For improving the texture you could try

  • estimate image quality - this will give a score to each image according to how sharp it is, which you can use to filter out blurry images. if you perform quality estimation, you can sort by quality in the details view of the photos pane and disable the n% worst images.
  • add frame images - if you use a normal camera (rather than extract from your existing 360 images) to get higher quality coverage of the object, then align these images with your current dataset, you can leave them disabled for mesh generation, and the enable them and disable the 360 images for texture generation.

i'm a bit dubious about 360 cameras, because i'm sure it's physically impossible for them to truly have a single 'spherical centre' as they normally work by having two sensors looking opposite ways, just very close together. they might be stitched very nicely, but i don't think the geometry quite works as a perfect spherical image, so i wouldn't expect the alignment to work very well.

once the images are converted to equirectangular there's probably not much you can do about that, but if you are able to access the individual raw fisheye images before they are stitched then you may get a better alignment. if they are provided as a pair of fisheyes in the same image then make a copy of each image and mask out the left in one set and the right in the other.

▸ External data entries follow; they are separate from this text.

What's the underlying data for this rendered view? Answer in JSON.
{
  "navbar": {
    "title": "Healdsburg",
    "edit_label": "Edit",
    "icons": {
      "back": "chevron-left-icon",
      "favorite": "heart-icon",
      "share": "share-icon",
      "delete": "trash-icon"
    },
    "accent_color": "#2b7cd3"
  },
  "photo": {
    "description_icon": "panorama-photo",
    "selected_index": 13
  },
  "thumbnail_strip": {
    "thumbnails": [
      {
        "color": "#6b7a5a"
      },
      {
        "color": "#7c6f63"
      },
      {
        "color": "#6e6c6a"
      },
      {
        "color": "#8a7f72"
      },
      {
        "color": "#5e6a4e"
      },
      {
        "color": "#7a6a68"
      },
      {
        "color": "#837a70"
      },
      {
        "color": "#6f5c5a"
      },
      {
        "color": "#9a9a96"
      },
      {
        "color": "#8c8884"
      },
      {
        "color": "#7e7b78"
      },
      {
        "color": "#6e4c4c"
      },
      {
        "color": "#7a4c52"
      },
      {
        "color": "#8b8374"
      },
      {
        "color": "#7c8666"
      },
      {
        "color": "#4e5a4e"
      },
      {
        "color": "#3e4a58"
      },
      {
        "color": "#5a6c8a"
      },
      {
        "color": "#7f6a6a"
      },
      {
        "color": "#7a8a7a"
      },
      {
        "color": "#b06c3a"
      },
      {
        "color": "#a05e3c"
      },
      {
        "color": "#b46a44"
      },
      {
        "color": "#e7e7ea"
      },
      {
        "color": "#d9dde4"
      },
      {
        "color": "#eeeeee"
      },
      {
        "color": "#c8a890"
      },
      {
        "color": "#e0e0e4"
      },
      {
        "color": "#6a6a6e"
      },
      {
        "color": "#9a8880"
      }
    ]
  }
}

if you're stuck with equirectangular video frames then you may have luck with identifying where the stitch line is - it should be a vertical seam down the middle, or pair of vertical seams somewhere else (i guess!) and you can take the same approach as above by copying the images and masking out either side of the seam(s) so metashape is able to ignore the incorrect geometry caused by assuming a single spherical sensor when it was really two close together, so long as the image wasn't too warped in the process of stitching.

never tried it and all totally hypothetical, and probably a dangerous rabbit hole to get lost down.

better solution would be to use a normal camera for scanning 'objects' whereas 360 cameras are useful for enclosed spaces, based on the simple rule of thumb that the thing you are scanning should fill the image. in an enclosed or interior space the 360 camera is great as the image is full of what you are trying to scan, because it's everything around you.